Wednesday, May 12, 2010

Leaving the Baylands















When I was a lit
tle girl, in third grade and before California's Proposition 13 tax initiative all but eradicated school field trips, Mrs. Bears (yes, her real name) sent home permission slips with reminders to bring a sack lunch and to wear our galoshes to "The Marsh." We would be bird watching and learning about plant life by the Bay, about five miles east of our little school in the foothills. The day arrived and indeed it turned out to be rainy; all I can remember is trying to stay dry, and there is a faint mind's-eye picture of birds I had not seen before. I have been fascinated with the many varieties ever since, and attempted to learn some of their names by perusing my miniature Audubon guide. I have a terrible memory for obscure facts and cannot seem to remember half of the names, but I do recall "snowy egret." That was the bird one woman was describing to her male companion the other day as I took my regular jogging path through the same marsh which is now referred to as part of The Baylands.
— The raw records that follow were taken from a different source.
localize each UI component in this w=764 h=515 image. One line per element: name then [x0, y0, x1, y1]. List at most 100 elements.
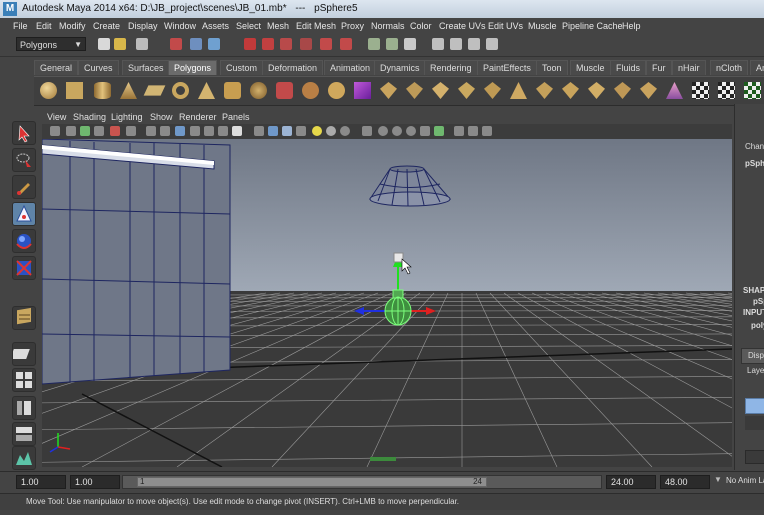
new-scene-icon[interactable] — [98, 38, 110, 50]
uv-checker-icon[interactable] — [692, 82, 709, 99]
motion-blur-icon[interactable] — [362, 126, 372, 136]
layers-tab[interactable]: Laye — [747, 366, 764, 375]
poly-plane-icon[interactable] — [143, 85, 166, 96]
use-all-lights-icon[interactable] — [312, 126, 322, 136]
playback-end-field[interactable]: 24.00 — [606, 475, 656, 489]
ipr-render-icon[interactable] — [386, 38, 398, 50]
offset-edge-loop-icon[interactable] — [510, 82, 527, 99]
channel-box-input-name[interactable]: poly — [751, 321, 764, 330]
spherical-mapping-icon[interactable] — [744, 82, 761, 99]
menu-mesh[interactable]: Mesh — [267, 21, 289, 31]
anti-aliasing-icon[interactable] — [378, 126, 388, 136]
rotate-tool-icon[interactable] — [12, 229, 36, 253]
smooth-icon[interactable] — [328, 82, 345, 99]
wedge-face-icon[interactable] — [614, 82, 631, 99]
chevron-down-icon[interactable]: ▼ — [714, 475, 722, 484]
combine-icon[interactable] — [276, 82, 293, 99]
extrude-icon[interactable] — [380, 82, 397, 99]
rename-icon[interactable] — [468, 38, 480, 50]
hypershade-layout-icon[interactable] — [12, 446, 36, 470]
camera-attributes-icon[interactable] — [66, 126, 76, 136]
panel-menu-lighting[interactable]: Lighting — [111, 112, 143, 122]
shelf-tab-toon[interactable]: Toon — [536, 60, 568, 75]
append-polygon-icon[interactable] — [432, 82, 449, 99]
select-by-name-icon[interactable] — [450, 38, 462, 50]
last-tool-used-icon[interactable] — [12, 306, 36, 330]
menu-muscle[interactable]: Muscle — [528, 21, 557, 31]
snap-curve-icon[interactable] — [262, 38, 274, 50]
shelf-tab-deformation[interactable]: Deformation — [262, 60, 324, 75]
panel-menu-shading[interactable]: Shading — [73, 112, 106, 122]
range-slider[interactable]: 1 24 — [122, 475, 602, 489]
lasso-tool-icon[interactable] — [12, 148, 36, 172]
menu-proxy[interactable]: Proxy — [341, 21, 364, 31]
poly-cone-icon[interactable] — [120, 82, 137, 99]
shelf-tab-ncloth[interactable]: nCloth — [710, 60, 749, 75]
layer-scrollbar[interactable] — [745, 450, 764, 464]
mirror-cut-icon[interactable] — [562, 82, 579, 99]
menu-help[interactable]: Help — [622, 21, 641, 31]
poly-prism-icon[interactable] — [198, 82, 215, 99]
menu-display[interactable]: Display — [128, 21, 158, 31]
menu-set-selector[interactable]: Polygons ▼ — [16, 37, 86, 51]
shelf-tab-custom[interactable]: Custom — [220, 60, 264, 75]
textured-icon[interactable] — [296, 126, 306, 136]
depth-of-field-icon[interactable] — [392, 126, 402, 136]
shelf-tab-overflow[interactable]: An — [750, 60, 764, 75]
menu-edit-uvs[interactable]: Edit UVs — [488, 21, 523, 31]
render-settings-icon[interactable] — [404, 38, 416, 50]
channel-box-title[interactable]: Chan — [745, 142, 764, 151]
film-gate-icon[interactable] — [160, 126, 170, 136]
sculpt-geometry-icon[interactable] — [536, 82, 553, 99]
bevel-icon[interactable] — [640, 82, 657, 99]
shelf-tab-polygons[interactable]: Polygons — [168, 60, 218, 75]
open-scene-icon[interactable] — [114, 38, 126, 50]
render-frame-icon[interactable] — [368, 38, 380, 50]
channel-box-shape-name[interactable]: pSp — [753, 297, 764, 306]
single-view-layout-icon[interactable] — [10, 342, 36, 366]
safe-action-icon[interactable] — [218, 126, 228, 136]
relative-transform-icon[interactable] — [486, 38, 498, 50]
separate-icon[interactable] — [302, 82, 319, 99]
shelf-tab-curves[interactable]: Curves — [78, 60, 119, 75]
layer-item[interactable] — [745, 398, 764, 414]
image-plane-icon[interactable] — [94, 126, 104, 136]
isolate-select-icon[interactable] — [406, 126, 416, 136]
wireframe-on-shaded-icon[interactable] — [282, 126, 292, 136]
safe-title-icon[interactable] — [232, 126, 242, 136]
poke-face-icon[interactable] — [588, 82, 605, 99]
menu-select[interactable]: Select — [236, 21, 261, 31]
wireframe-icon[interactable] — [254, 126, 264, 136]
smooth-shade-icon[interactable] — [268, 126, 278, 136]
grid-toggle-icon[interactable] — [146, 126, 156, 136]
y-axis-handle[interactable] — [393, 252, 404, 263]
history-icon[interactable] — [340, 38, 352, 50]
ambient-occlusion-icon[interactable] — [340, 126, 350, 136]
playback-start-field[interactable]: 1.00 — [70, 475, 120, 489]
menu-modify[interactable]: Modify — [59, 21, 86, 31]
input-box-icon[interactable] — [432, 38, 444, 50]
shelf-tab-surfaces[interactable]: Surfaces — [122, 60, 170, 75]
shelf-tab-muscle[interactable]: Muscle — [570, 60, 611, 75]
paint-select-tool-icon[interactable] — [12, 175, 36, 199]
range-slider-handle[interactable]: 1 24 — [137, 477, 487, 487]
make-live-icon[interactable] — [320, 38, 332, 50]
move-tool-icon[interactable] — [12, 202, 36, 226]
gamma-icon[interactable] — [482, 126, 492, 136]
split-polygon-icon[interactable] — [458, 82, 475, 99]
select-component-icon[interactable] — [208, 38, 220, 50]
panel-menu-renderer[interactable]: Renderer — [179, 112, 217, 122]
resolution-gate-icon[interactable] — [175, 126, 185, 136]
bookmarks-icon[interactable] — [80, 126, 90, 136]
shelf-tab-general[interactable]: General — [34, 60, 79, 75]
channel-box-object-name[interactable]: pSph — [745, 159, 764, 168]
grease-pencil-icon[interactable] — [126, 126, 136, 136]
panel-menu-show[interactable]: Show — [150, 112, 173, 122]
panel-menu-view[interactable]: View — [47, 112, 66, 122]
poly-pipe-icon[interactable] — [224, 82, 241, 99]
shelf-tab-fluids[interactable]: Fluids — [610, 60, 647, 75]
field-chart-icon[interactable] — [204, 126, 214, 136]
shelf-tab-fur[interactable]: Fur — [646, 60, 672, 75]
save-scene-icon[interactable] — [136, 38, 148, 50]
insert-edge-loop-icon[interactable] — [484, 82, 501, 99]
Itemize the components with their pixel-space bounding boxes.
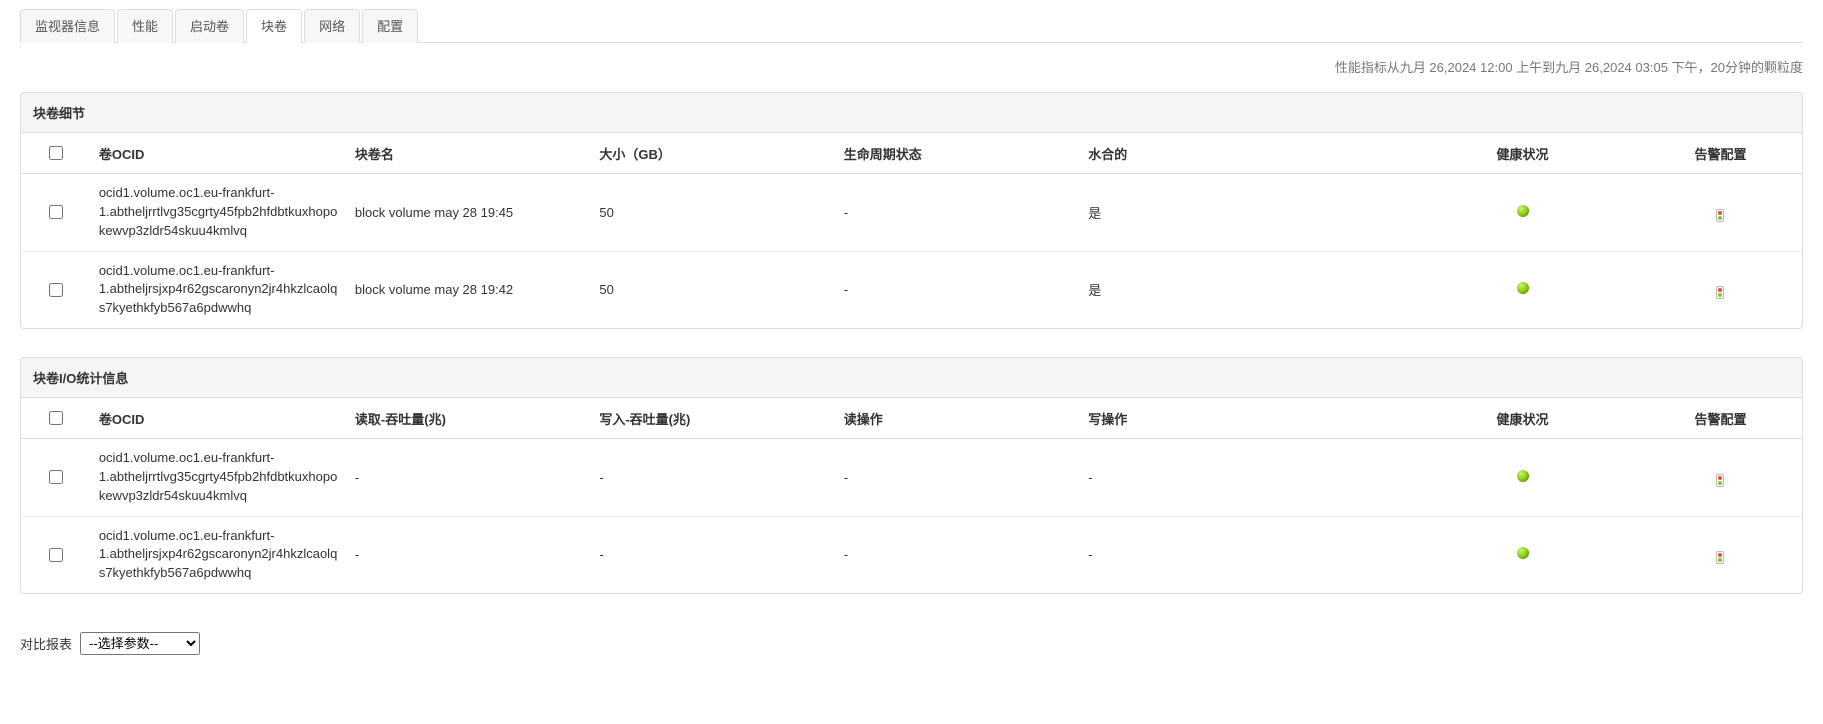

The City of Palo Alto website verifies my childhood memory that this was in fact referred to as "The Marsh" in the early sixties.
The Harriet Mundy Marsh, dedicated on October 23, 1982, extends from Lucy Evans Nature Interpretive Center to Sand Point. Harriet Mundy "discovered" the Baylands when she was advised to walk after a fall in 1959. She became a close friend of Lucy Evans and joined her in the resolve to help preserve the Palo Alto marshland. A $30 million private proposal to develop the Palo Alto Baylands for commercial and industrial use spurred Mundy to action. In 1960 she helped to circulate a petition which resulted in the City Council stopping development until a Baylands Master Plan was prepared. The naming of the marsh recognizes her continued perseverance and devotion to the marshlands.
When my girls and I moved to Palo Alto from Salt Lake City, I was coming home to the place where my father first started his career, the area where I was born. A time and a place to heal from life's injustices and tragedies. My brother, who lives in those same hills where we went to elementary school, tried to comfort me about my trunkiness for good Wasatch running trails. "Don't worry, Chris," he said, "you'll enjoy running on miles of open trails just across the freeway at the Baylands. Just cross under the freeway and you're there. You can run for twelve miles or more, with no cars to worry about." On a sunny summer morning, I set out on the prescribed running path and got a little depressed that all I could see was shallow, mucky water and brown hills in the distance. I knew I wanted to be here on the Peninsula, but missed those towering Utah mountains after all.

Over the next four years, the Baylands became a part of me. Memories of the third grade field trip gave way to new experiences running and biking the trail. More faint childhood recollections of my dad with his open cockpit airplane at the tiny Palo Alto municipal airport had their healing effect as I jogged the dirt path with small airplanes taking off, circling, and landing overhead. I learned to watch for snowy egrets and other unexpected wildlife just below the private planes. Though the Wasatch Mountain range had been a playground for my family, I have come to realize that flat places can also provide a connection with nature, and a sense of peace. For me, anytime there is water flowing--from the Bay, a river or stream--I am renewed. Thankfully, environmentalists and community activists in the 1960s saw the value in the Baylands and dedicated their passion to preserving this place as a haven for birds and for souls like mine.

As I prepare this week to move to a new community thirteen miles away, I jog the Baylands trail with more reverence and appreciation. "This trail didn't exist until passionate volunteers in the sixties worked to make it so," I whisper to myself with a smile. Today, activists
from every corner of the community help to maintain the Baylands: formally organized nonprofits such as Acterra, Save the Bay, and Environmental Volunteers, and weekend good works volunteers gathered by school and church groups. Lynn Hori, a biology teacher at Palo Alto High School, has worked for years with her classes to gain an understanding of this preserve by requiring community service as part of her class curriculum. Her passion and energy dedicated to the Baylands have touched the lives of high school students for decades.

Last weekend, a statewide outdoor volunteer effort organized by the Church of Jesus Christ of Latter-day Saints brought families from the local congregations together to clean up the Baylands. Fathers, mothers, small children, and teenagers all worked together to make a difference for this special spot on the Bay and for all of us who find solace there. While I still miss the mountains where my family lived for eighteen years, I've been reminded often
at the Baylands that the world is still whole. When I see a snowy egret walking along the jogging path or a family of geese hissing from the wildflowers to protect their newly-hatched goslings, I am thankful that we all peacefully coexist in this haven on a water's edge of Silicon Valley.

2 comments:

AlisonH said...

Beautiful. Thank you.

lecycliste said...

As an acting naturalist for Palo Alto, I have the privilege of sharing the Baylands with schoolchildren and others who want to discover this salty-fresh habitat. I photographed many of the birds here 5 years ago, and came to appreciate their world.

It is indeed a healing place. We all need somewhere to go and renew, where we forget about real-world concerns like jobs and money for awhile. In nature, we can just 'be'.

After all, we are human beings, not human doings or human wage-earners.